Fla. judge denies Health First's request to dismiss false claims suit

A Florida federal judge Friday denied Rockledge, Fla.-based Health First's request to dismiss claims that it defrauded the government hundreds of millions of dollars by providing kickbacks to physicians who referred patients to them, according to a Law360 report.

An unidentified whistleblower brought the case against Health First, a nonprofit health system that owns four hospitals, a medical center, insurance subsidiary multispecialty group and other facilities. According to the suit, Health First fraudulently billed the government for services that resulted from physicians who were paid various forms of kickbacks from 1999 to February 2013 in violation of the federal False Claims Act, the Florida False Claims Act, the federal Anti-Kickback Statute and the Stark Act, according to the report. 

The whistle-blower, a resident of Brevard County, Fla., brought the action in federal court on March 27, 2014. The complaint was unsealed Feb. 12 after the U.S. government did not intervene, though it approved maintaining the action in its name, according to the report.

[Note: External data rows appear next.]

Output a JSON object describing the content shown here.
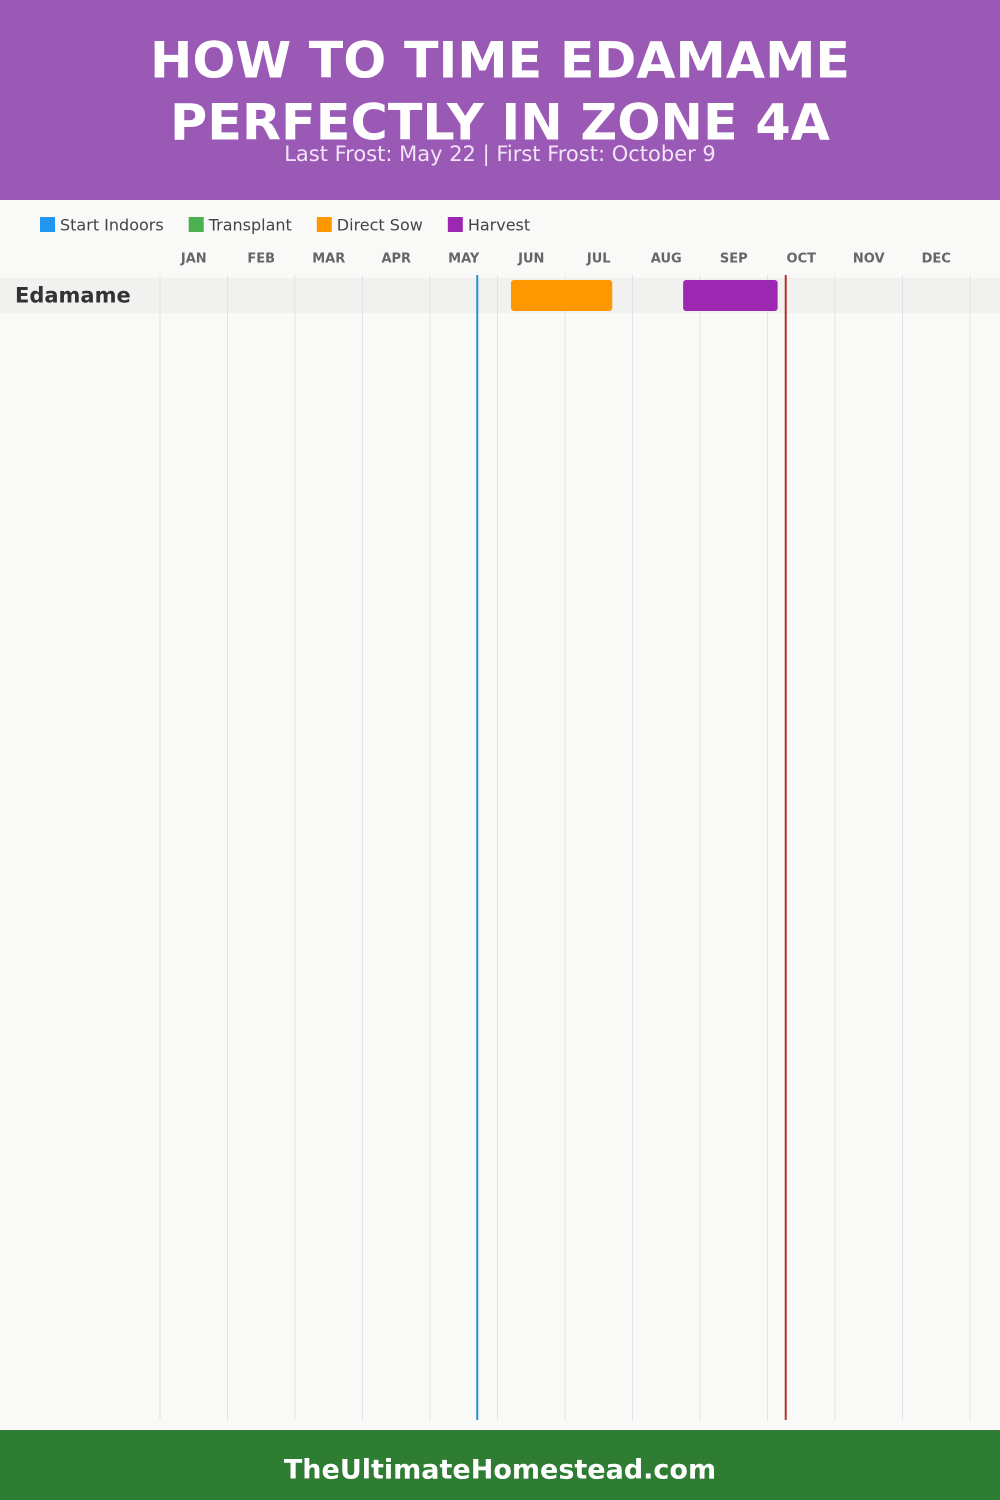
{
  "chart_data": {
    "type": "gantt",
    "title_lines": [
      "HOW TO TIME EDAMAME",
      "PERFECTLY IN ZONE 4A"
    ],
    "subtitle": "Last Frost: May 22 | First Frost: October 9",
    "series": [
      {
        "name": "Start Indoors",
        "color": "#2196f3"
      },
      {
        "name": "Transplant",
        "color": "#4caf50"
      },
      {
        "name": "Direct Sow",
        "color": "#ff9800"
      },
      {
        "name": "Harvest",
        "color": "#9c27b0"
      }
    ],
    "categories": [
      "JAN",
      "FEB",
      "MAR",
      "APR",
      "MAY",
      "JUN",
      "JUL",
      "AUG",
      "SEP",
      "OCT",
      "NOV",
      "DEC"
    ],
    "xlim": [
      0,
      12
    ],
    "rows": [
      {
        "name": "Edamame",
        "bars": [
          {
            "series": 2,
            "start": 5.2,
            "end": 6.7
          },
          {
            "series": 3,
            "start": 7.75,
            "end": 9.15
          }
        ]
      }
    ],
    "frost_lines": [
      {
        "value": 4.7,
        "color": "#2a8fd6"
      },
      {
        "value": 9.27,
        "color": "#b03030"
      }
    ],
    "grid": true,
    "footer": "TheUltimateHomestead.com"
  }
}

In its August motion to dismiss, Health First criticized the original lawsuit as lacking coherence and specificity. Health First claimed the lawsuit failed to specifically identify which of the eight defendants named in the lawsuit submitted the false claims and when the claims were submitted.

U.S. District Judge Roy B. Dalton denied the motion, pointing to an amended complaint, filed after the health system's motion to dismiss, which added some twenty pages of detail to the unidentified whistle-blower's allegations. A trial has been scheduled for February 2017, according to court documents.

The amended complaint still alleges Health Frist violated the Anti-Kickback Statute by providing kickbacks and incentives for referrals to physicians employed by Health First Medical Group, formerly called Melbourne Internal Medicine Associates, a multi-specialty physician group owned by Health First.

The incentives named in the complaint range from granting physicians the ability to invest in its facilities, paying them for inflated job titles and providing special benefits and perks, according to the report.

The defendants listed in the suit include Health First and its Florida entities Melbourne-based Holmes Regional Medical Center, Palm Bay (Fla.) Hospital, Cocoa Beach-based Cape Canaveral Hospital, Viera (Fla.) Hospital, Health First Plans and Health First Medical Group.

 

Health First could not be reached for a comment.